How the apostles decided
The Church's first serious controversy was settled in a way that set the pattern for everything after. When a dispute arose over whether Gentile converts must keep the Law of Moses, the question was not referred to one supreme apostle for a ruling. The apostles and elders gathered in Jerusalem, heard the arguments, and decided together — and the letter announcing their decision contains one of the most striking phrases in Scripture: "it seemed good to the Holy Ghost, and to us" (Acts 15:28). The Church believes the Holy Spirit speaks not through a solitary infallible voice but among brothers gathered in Christ's name — "where two or three are gathered together in my name, there am I in the midst of them" (Matthew 18:20).
That council in Jerusalem became the model. When the great questions later divided Christians — the divinity of Christ, the Holy Spirit, the holy icons — the answer came the same way: bishops gathered from across the world in ecumenical councils to testify together to the one faith. Orthodoxy has no single earthly head who could have settled these matters by decree, and it has never felt the lack. The Head of the Church is Christ Himself, and He has not delegated the position.
First among equals
Conciliarity does not mean the Church is a leaderless committee. Orthodoxy has always known real primacy: in each region one bishop is first, and among the ancient patriarchates the Patriarch of Constantinople holds the first place of honor. But primacy in Orthodoxy is relational, never absolute — the first is first among equals. The ancient canons bind primate and bishops to one another in both directions: the bishops of a region are to do nothing of great consequence without the one who is first among them, and the first is to do nothing without the consent of all, so that there may be unanimity and God may be glorified (Apostolic Canon 34).
Here is where Orthodoxy and Rome finally part ways. The East honored Rome's ancient primacy — but as a primacy of honor and service within the brotherhood of bishops, not a universal jurisdiction over the whole Church (primacy-and-the-papacy). Sacramentally, every bishop is equal to every other: each local church gathered around its bishop at the Eucharist is wholly the Church, not a branch office of a global institution. Bishops in council are not a parliament ruling over Christ's Body; they are its servants, guarding a faith they did not invent and may not alter.

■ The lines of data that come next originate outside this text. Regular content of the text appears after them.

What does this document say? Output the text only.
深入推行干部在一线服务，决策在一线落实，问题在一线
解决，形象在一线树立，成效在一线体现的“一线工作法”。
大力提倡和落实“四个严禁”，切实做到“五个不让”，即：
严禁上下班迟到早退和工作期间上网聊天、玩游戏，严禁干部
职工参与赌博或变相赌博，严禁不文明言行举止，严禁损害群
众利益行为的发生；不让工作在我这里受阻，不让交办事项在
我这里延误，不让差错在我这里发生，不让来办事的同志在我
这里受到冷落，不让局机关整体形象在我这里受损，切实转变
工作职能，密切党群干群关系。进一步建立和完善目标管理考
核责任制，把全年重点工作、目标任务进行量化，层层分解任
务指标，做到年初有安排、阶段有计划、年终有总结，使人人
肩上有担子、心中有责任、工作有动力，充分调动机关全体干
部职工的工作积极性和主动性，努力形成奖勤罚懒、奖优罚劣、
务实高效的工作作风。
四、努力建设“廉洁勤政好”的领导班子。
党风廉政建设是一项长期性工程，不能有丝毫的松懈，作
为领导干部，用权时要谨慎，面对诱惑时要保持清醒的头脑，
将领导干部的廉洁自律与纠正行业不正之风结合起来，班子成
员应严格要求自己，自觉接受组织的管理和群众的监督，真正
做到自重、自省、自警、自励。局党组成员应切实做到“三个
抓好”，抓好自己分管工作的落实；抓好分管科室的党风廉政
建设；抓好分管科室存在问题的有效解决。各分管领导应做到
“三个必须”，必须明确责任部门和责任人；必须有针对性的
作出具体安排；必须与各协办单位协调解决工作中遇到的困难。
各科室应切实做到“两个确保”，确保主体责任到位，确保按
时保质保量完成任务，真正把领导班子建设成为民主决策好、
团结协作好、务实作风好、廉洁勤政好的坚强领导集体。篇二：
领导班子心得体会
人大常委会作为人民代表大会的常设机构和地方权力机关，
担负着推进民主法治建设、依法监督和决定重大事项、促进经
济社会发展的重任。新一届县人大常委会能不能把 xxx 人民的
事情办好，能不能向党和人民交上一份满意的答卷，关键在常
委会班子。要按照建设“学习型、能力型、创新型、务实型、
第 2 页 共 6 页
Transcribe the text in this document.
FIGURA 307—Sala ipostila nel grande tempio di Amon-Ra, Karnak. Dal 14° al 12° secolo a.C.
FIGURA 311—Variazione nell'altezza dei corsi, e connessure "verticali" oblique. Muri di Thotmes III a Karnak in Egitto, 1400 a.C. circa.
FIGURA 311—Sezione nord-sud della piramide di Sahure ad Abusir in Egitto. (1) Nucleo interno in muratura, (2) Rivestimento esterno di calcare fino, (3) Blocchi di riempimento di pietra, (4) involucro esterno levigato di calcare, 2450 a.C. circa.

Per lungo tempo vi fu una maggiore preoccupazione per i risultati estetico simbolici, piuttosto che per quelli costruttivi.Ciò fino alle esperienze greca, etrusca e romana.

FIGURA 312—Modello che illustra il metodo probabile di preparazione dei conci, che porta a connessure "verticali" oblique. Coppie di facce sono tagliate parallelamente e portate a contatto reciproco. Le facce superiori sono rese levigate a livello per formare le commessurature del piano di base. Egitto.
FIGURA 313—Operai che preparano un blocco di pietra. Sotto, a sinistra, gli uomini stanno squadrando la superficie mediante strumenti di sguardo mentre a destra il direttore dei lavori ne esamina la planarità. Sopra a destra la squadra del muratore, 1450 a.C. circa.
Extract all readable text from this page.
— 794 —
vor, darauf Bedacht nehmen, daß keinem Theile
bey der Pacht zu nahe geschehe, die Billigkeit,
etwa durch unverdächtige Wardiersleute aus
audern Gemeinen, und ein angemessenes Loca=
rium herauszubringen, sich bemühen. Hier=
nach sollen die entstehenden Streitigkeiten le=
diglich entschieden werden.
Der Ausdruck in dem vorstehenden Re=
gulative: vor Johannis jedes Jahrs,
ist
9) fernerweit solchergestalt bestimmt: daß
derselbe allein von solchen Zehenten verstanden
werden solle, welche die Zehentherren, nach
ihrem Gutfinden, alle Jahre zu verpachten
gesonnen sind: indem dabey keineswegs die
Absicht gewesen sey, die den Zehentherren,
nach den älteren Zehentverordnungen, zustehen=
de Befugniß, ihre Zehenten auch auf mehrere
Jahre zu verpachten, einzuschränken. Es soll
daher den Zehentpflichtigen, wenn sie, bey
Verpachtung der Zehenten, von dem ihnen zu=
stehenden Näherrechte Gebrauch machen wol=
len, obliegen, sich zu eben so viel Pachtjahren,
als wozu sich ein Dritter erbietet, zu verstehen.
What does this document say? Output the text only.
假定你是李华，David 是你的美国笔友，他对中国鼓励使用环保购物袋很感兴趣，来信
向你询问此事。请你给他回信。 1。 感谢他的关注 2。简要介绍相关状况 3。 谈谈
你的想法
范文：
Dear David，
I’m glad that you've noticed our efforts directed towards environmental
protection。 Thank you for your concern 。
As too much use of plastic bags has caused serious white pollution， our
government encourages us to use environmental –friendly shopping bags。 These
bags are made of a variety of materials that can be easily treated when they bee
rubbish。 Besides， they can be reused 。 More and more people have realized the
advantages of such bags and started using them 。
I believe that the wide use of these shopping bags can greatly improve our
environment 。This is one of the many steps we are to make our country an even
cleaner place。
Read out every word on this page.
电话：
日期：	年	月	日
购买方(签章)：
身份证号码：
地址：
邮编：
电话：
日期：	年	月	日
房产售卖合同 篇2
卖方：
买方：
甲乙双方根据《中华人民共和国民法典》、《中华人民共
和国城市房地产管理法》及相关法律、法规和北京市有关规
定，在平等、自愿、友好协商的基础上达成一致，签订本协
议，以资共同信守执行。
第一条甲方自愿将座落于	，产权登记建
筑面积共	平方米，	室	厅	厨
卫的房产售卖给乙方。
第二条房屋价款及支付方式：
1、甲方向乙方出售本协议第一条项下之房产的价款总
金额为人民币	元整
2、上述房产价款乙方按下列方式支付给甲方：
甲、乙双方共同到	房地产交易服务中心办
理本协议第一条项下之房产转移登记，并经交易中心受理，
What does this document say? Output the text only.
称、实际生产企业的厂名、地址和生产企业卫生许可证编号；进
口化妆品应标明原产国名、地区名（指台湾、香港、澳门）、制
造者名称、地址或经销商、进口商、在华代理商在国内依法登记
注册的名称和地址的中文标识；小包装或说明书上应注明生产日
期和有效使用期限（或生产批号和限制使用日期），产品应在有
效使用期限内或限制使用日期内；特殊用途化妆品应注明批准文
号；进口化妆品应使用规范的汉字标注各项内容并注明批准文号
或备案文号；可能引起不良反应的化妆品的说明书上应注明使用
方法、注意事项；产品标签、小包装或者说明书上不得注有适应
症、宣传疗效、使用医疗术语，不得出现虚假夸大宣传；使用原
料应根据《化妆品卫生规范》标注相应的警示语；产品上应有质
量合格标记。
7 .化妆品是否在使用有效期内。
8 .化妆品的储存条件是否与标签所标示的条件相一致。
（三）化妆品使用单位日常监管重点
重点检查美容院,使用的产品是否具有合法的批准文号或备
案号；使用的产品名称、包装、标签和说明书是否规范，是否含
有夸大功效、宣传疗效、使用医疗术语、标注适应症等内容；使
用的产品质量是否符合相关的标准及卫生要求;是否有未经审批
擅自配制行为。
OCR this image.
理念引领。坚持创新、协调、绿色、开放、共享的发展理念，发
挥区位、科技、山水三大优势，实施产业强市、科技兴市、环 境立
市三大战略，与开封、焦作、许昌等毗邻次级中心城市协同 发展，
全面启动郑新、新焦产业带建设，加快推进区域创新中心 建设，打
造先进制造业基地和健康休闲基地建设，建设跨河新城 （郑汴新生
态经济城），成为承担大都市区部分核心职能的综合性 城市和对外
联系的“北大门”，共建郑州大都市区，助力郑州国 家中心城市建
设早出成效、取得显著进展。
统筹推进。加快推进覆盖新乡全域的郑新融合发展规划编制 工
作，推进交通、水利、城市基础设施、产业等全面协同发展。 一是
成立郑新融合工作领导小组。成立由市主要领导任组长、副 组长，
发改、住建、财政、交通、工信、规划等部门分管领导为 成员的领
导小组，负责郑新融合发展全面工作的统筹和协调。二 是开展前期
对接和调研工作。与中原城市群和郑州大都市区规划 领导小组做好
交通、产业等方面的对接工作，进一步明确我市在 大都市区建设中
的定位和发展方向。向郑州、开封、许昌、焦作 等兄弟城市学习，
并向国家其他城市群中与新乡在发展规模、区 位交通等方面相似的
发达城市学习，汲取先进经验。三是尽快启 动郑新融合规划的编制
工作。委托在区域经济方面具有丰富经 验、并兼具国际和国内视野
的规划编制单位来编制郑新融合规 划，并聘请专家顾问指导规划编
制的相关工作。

Sobornost: the whole Church keeps the faith
The Russian word sobornost adds a further depth. It comes from the Slavonic translation of the Creed, where "catholic Church" is rendered sobornaya — the Church that gathers, the Church of the council. Nineteenth-century Russian thinkers, above all Aleksei Khomiakov, drew out what the word implies: the Church's unity is a unity of freedom and love, not of coercion. Authority in the Church does not stand over the faithful the way a state stands over its subjects; it lives inside the communion of all the members together.
This is why even a council with every formality in order is not a machine that produces truth automatically. History records councils that met with imperial backing and full procedure and were nevertheless rejected — the believing people would not receive them — while the councils the Church calls ecumenical were received into her ongoing life of worship and teaching. When the Eastern Patriarchs replied to Rome in 1848, they wrote that the guardian of the faith is the very body of the Church — the people themselves. Bishops define; the whole Church, clergy and laity together, recognizes and keeps. Sobornost is not democracy — truth is not decided by majority vote — and it is not monarchy either. It is the mystery of catholicity: the whole faith, held by the whole Church, in every place.